I have a list, with each entry being a company name

companies = ['AA', 'AAPL', 'BA', ....., 'YHOO']

I want to create a new dataframe for each entry in the list.

Something like

(pseudocode)

for c in companies:
     c = pd.DataFrame()

I have searched for a way to do this but can’t find it. Any ideas?

Just to underline my comment to @maxymoo’s answer, it’s almost invariably a bad idea (“code smell“) to add names dynamically to a Python namespace. There are a number of reasons, the most salient being:

  1. Created names might easily conflict with variables already used by your logic.

  2. Since the names are dynamically created, you typically also end up using dynamic techniques to retrieve the data.

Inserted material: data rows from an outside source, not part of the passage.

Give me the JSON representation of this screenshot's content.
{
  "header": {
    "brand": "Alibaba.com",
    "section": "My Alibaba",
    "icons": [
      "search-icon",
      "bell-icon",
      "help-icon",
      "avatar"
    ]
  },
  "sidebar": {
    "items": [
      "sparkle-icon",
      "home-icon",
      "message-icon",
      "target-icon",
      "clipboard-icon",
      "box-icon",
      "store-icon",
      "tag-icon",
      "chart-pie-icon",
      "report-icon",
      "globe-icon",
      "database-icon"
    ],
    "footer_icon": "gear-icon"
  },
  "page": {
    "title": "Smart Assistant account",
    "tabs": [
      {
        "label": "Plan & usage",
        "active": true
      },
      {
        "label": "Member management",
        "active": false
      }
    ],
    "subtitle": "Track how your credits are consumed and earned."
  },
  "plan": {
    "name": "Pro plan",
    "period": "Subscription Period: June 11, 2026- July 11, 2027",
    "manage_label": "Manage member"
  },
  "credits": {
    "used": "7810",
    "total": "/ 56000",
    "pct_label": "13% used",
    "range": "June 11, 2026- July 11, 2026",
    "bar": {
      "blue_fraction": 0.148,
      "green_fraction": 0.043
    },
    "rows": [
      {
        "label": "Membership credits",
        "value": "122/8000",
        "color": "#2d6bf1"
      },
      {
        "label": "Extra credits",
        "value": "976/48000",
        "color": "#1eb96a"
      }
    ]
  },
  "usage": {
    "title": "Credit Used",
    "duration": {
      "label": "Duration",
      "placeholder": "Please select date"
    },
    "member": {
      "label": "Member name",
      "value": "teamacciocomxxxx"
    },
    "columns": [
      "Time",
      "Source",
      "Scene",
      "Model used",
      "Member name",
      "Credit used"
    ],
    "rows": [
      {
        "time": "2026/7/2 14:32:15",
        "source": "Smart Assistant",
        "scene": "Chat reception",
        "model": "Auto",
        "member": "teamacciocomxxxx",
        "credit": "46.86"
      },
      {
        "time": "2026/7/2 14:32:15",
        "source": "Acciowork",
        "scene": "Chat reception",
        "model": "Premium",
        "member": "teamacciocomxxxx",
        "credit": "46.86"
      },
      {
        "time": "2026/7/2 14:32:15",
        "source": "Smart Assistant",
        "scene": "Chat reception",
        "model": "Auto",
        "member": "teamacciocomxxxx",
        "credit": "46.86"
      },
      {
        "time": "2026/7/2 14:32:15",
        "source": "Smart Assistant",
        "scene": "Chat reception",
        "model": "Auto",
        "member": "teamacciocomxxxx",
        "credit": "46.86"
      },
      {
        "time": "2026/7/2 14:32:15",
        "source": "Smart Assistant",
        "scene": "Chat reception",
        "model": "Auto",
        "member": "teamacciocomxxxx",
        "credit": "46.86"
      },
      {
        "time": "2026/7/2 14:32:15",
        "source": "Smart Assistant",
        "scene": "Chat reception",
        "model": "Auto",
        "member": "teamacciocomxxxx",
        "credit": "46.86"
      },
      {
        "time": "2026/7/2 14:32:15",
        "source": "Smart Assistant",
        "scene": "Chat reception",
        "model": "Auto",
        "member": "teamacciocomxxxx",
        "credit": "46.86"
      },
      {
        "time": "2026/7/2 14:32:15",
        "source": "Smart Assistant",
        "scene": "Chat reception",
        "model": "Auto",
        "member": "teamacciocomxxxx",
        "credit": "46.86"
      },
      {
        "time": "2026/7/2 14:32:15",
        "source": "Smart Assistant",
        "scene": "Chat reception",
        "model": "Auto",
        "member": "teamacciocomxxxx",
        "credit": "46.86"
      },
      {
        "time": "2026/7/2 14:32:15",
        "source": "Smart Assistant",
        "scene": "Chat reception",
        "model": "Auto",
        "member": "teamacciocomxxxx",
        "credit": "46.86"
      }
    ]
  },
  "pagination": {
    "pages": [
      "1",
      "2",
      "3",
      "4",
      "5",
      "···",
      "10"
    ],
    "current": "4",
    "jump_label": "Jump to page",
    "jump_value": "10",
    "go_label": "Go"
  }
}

This is why dicts were included in the language. The correct way to proceed is:

d = {}
for name in companies:
    d[name] = pd.DataFrame()

Nowadays you can write a single dict comprehension expression to do the same thing, but some people find it less readable:

d = {name: pd.DataFrame() for name in companies}

Once d is created the DataFrame for company x can be retrieved as d[x], so you can look up a specific company quite easily. To operate on all companies you would typically use a loop like:

for name, df in d.items():
    # operate on DataFrame 'df' for company 'name'

In Python 2 you are better writing

for name, df in d.iteritems():

because this avoids instantiating a list of (name, df) tuples.

You can do this (although obviously use exec with extreme caution if this is going to be public-facing code)

for c in companies:
     exec('{} = pd.DataFrame()'.format(c))

Adding to the above great answers. The above will work flawless if you need to create empty data frames but if you need to create multiple dataframe based on some filtering:

Suppose the list you got is a column of some dataframe and you want to make multiple data frames for each unique companies fro the bigger data frame:-

  1. First take the unique names of the companies:-

    compuniquenames = df.company.unique()
    
  2. Create a data frame dictionary to store your data frames

    companydict = {elem : pd.DataFrame() for elem in compuniquenames}
    

The above two are already in the post:

for key in DataFrameDict.keys():
    DataFrameDict[key] = df[:][df.company == key]

The above will give you a data frame for all the unique companies with matching record.

Below is the code for dynamically creating data frames in loop:

companies = ['AA', 'AAPL', 'BA', ....., 'YHOO']

for eachCompany in companies:
    #Dynamically create Data frames
    vars()[eachCompany] = pd.DataFrame()

For difference between vars(),locals() and globals() refer to the below link:

What’s the difference between globals(), locals(), and vars()?

you can do this way:

for xxx in yyy:
   globals()[f'dataframe_{xxx}'] = pd.Dataframe(xxx)

The following is reproducable -> so lets say you have a list with the df/company names:

companies = ['AA', 'AAPL', 'BA', 'YHOO']

you probably also have data, presumably also a list? (or rather list of lists) like:

 content_of_lists = [
 [['a', '1'], ['b', '2']],
 [['c', '3'], ['d', '4']],
 [['e', '5'], ['f', '6']],
 [['g', '7'], ['h', '8']]
]

in this special example the df´s should probably look very much alike, so this does not need to be very complicated:

dic={}
for n,m in zip(companies, range(len(content_of_lists))):
   dic["df_{}".format(n)] = pd.DataFrame(content_of_lists[m]).rename(columns = {0: "col_1", 1:"col_2"}) 

Here you would have to use dic["df_AA"] to get to the dataframe inside the dictionary.
But Should you require more “distinct” naming of the dataframes I think you would have to use for example if-conditions, like:

dic={}
    for n,m in zip(companies, range(len(content_of_lists))):
if n == 'AA':
    special_naming_1 = pd.DataFrame(content_of_lists[m]).rename(columns = {0:     
    "col_1", 1:"col_2"})
elif n == 'AAPL':
    special_naming_2 ...

It is a little more effort but it allows you to grab the dataframe object in a more conventional way by just writing special_naming_1 instead of dic['df_AA'] and gives you more controll over the dataframes names and column names if that´s important.